Wissensbereich
Mechanismen-Lexikon
Die wichtigsten Rezeptoren, Signalwege und Zielstrukturen — und welche Substanzen daran ansetzen.
GHSR-1a (Ghrelin-Rezeptor)
Der „Hunger-/GH-Schalter“: Aktivierung löst eine pulsatile Ausschüttung von Wachstumshormon aus. Angriffspunkt der GHRPs und oraler GH-Sekretagoga.
GHRH-Rezeptor
Bindet das hypothalamische GHRH und steuert die physiologische GH-Freisetzung der Hypophyse.

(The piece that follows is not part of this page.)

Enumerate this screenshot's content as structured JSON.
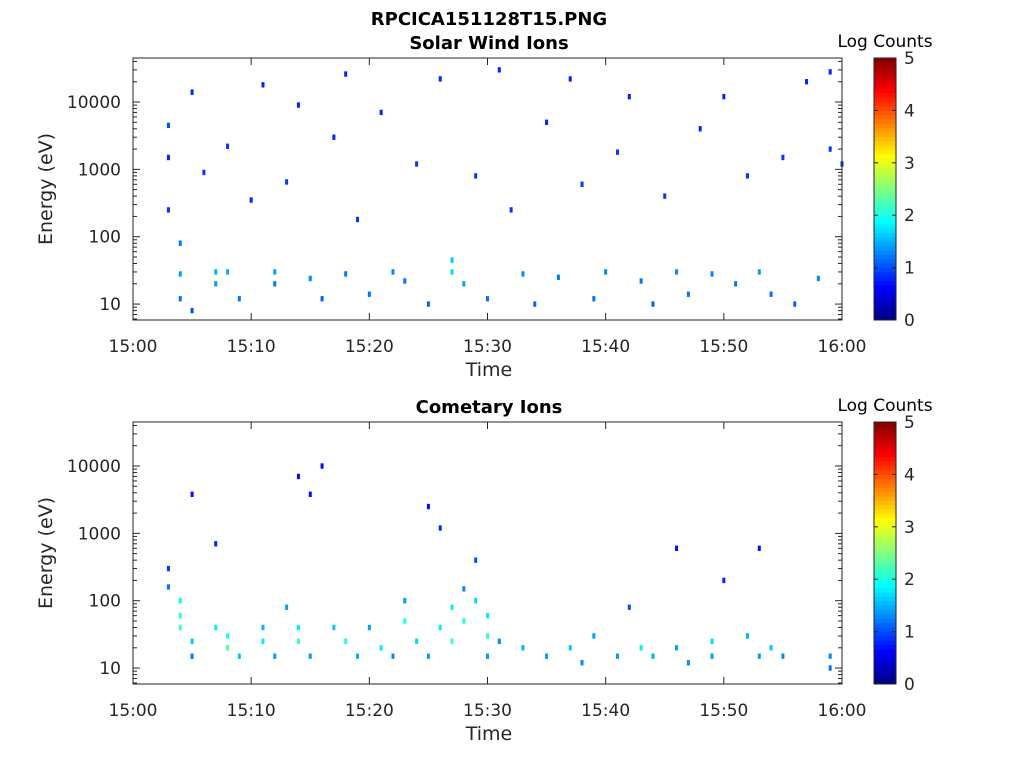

Ziel der stabilisierten GRF-Analoga.
IGF-1R / Akt / mTOR
Der zentrale Wachstums- und Anabolismus-Signalweg – treibt Muskelaufbau, ist aber zugleich in Alterung und Tumorbiologie verwickelt.
GLP-1-Rezeptor (Inkretin)
Reguliert glukoseabhängig Insulin, dämpft Appetit und verzögert die Magenentleerung – Grundlage der modernen Adipositas-/Diabetestherapie.
GIP- & Glukagon-Rezeptor
Zusätzliche Inkretin-/Stoffwechsel-Achsen; ihre Ko-Aktivierung mit GLP-1 verstärkt Gewichtsverlust und Energieumsatz (Dual-/Tripelagonisten).
Telomerase / TERT
Das Enzym, das Telomere verlängert. Seine Reaktivierung gilt als Anti-Aging-Hebel – mit der Kehrseite eines möglichen Tumorrisikos.
p53-Achse (MDM2/MDMX, FOXO4)
p53 ist der „Wächter des Genoms“. Seine Reaktivierung (gegen Tumoren) oder gezielte Nutzung (gegen seneszente Zellen) ist Angriffspunkt mehrerer Peptide.
Bcl-xL (Überlebensprotein)
Seneszente Zellen klammern sich über Bcl-xL ans Überleben; seine Hemmung treibt sie selektiv in die Apoptose (senolytisches Prinzip).
AMPK / Nährstoff-Sensorik
Der „Energiesparmodus“ der Zelle: aktiviert bei Energiemangel/Sport, fördert mitochondriale Funktion und Glukoseaufnahme.
BDNF / TrkB
Der wichtigste Wachstumsfaktor für Neuroplastizität, Lernen und Stimmung – Zielgröße vieler nootroper Peptide.
GABA-A-Rezeptor
Der wichtigste hemmende Neurotransmitter-Rezeptor; positive Modulation wirkt angstlösend, idealerweise ohne Sedierung/Abhängigkeit.
HGF / c-Met
Wachstumsfaktor-Achse für Gewebereparatur und Synaptogenese – zugleich onkologisch relevant (c-Met als Proto-Onkogen).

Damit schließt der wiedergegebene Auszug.